LINCOLN, Neb. (KLKN) — Anyone who’s been in the market for a new home recently knows how difficult it can be to find something that’s safe and affordable. 

Those are just some of the reasons state senators discussed the new Nebraska Strategic Housing Framework Report on Tuesday. 

It’s aimed at finding the best way to solve our state’s housing challenges, which they say threaten Nebraska’s competitiveness and economic future. 

Sens. Tony Vargas and Tom Briese led the briefing.

Vargas said the framework could support Nebraska as a whole.

“What are our desired needs when we’re talking about the type of economic development that we actually need for our state to grow and for all of our communities, both urban and rural, to grow?

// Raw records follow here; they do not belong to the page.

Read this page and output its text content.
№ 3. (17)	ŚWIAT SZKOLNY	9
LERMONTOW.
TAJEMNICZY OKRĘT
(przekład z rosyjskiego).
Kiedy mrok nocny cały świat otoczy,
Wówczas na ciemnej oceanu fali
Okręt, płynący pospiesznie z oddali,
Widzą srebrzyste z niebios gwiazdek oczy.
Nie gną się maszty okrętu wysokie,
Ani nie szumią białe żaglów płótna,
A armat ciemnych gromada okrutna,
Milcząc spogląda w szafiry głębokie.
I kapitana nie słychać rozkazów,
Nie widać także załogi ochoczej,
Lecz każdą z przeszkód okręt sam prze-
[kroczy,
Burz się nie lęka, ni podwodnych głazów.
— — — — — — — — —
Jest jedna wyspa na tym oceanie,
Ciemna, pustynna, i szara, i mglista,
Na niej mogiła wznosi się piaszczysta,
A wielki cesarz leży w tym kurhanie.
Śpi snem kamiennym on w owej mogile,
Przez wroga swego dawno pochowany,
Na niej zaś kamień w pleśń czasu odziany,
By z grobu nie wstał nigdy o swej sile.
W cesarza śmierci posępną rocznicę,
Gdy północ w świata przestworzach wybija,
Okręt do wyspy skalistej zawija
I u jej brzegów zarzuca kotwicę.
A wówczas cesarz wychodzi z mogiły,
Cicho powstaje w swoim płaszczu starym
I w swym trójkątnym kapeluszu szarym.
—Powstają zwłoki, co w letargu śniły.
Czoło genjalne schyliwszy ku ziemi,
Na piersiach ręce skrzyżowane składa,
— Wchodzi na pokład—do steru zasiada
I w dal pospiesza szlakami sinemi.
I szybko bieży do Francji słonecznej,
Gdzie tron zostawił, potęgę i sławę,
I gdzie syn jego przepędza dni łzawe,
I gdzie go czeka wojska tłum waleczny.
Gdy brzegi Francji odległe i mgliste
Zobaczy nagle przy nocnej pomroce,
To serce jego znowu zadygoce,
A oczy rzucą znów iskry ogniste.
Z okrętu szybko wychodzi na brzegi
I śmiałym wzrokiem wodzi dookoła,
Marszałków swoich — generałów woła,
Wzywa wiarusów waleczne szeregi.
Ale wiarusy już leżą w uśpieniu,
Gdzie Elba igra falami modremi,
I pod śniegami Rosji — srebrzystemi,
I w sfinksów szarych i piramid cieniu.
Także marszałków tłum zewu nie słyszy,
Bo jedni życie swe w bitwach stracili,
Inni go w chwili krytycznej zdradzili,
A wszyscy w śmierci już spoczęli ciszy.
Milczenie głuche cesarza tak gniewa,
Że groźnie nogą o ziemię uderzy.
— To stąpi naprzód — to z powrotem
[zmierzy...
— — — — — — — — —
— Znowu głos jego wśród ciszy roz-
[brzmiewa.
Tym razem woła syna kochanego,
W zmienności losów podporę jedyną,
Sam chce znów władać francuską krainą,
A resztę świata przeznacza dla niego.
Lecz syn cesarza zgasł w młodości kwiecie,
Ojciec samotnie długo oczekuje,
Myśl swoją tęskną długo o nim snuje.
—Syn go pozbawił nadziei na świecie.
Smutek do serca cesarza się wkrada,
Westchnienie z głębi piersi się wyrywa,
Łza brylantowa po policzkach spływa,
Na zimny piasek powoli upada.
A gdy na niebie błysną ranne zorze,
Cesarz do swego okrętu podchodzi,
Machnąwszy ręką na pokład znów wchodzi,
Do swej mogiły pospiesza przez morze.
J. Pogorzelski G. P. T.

These housing needs, we have a shared common ground for what we want to accomplish,” Vargas said.

The report says in order to avoid an even greater housing crisis here in Nebraska, we must face our most significant barriers: unaffordable and insufficient housing.

It also says that 58% of Nebraska households earn $75,000 or less, making housing unaffordable to many. 

More than 176,000 households spend more than 30% of their income on housing alone. That leaves them with little money for other necessities like food, child care, health care and reliable transportation.

Along with that, Dave Rippe, the owner of Queen City Development Company, said the 42 smallest counties in the state have faced dramatic depopulation.

In total, the 42 counties have lost 42,477 people since 1980.

That means new houses aren’t being built.

“It creates a situation where you don’t have new homes coming online at the rate you probably need, so something like 76% of homes in the most rural county classifications were built before 1980,” Rippe said.

And the low housing supply in rural areas keeps people from moving there, Briese said.

The report said there are major economic benefits to ramping up home construction. Every 100 additional units of housing is said to generate tens of millions of dollars in local income. 

Dan Curran, the deputy director of programs for the Nebraska Department of Economic Development, said the state needs to act now.

“We’re at a crossroads; we’re at a point that we have to make some decisions,” Curran said. “If you want to build the community, you’ve got to think about what that community is, for what you want it to be.”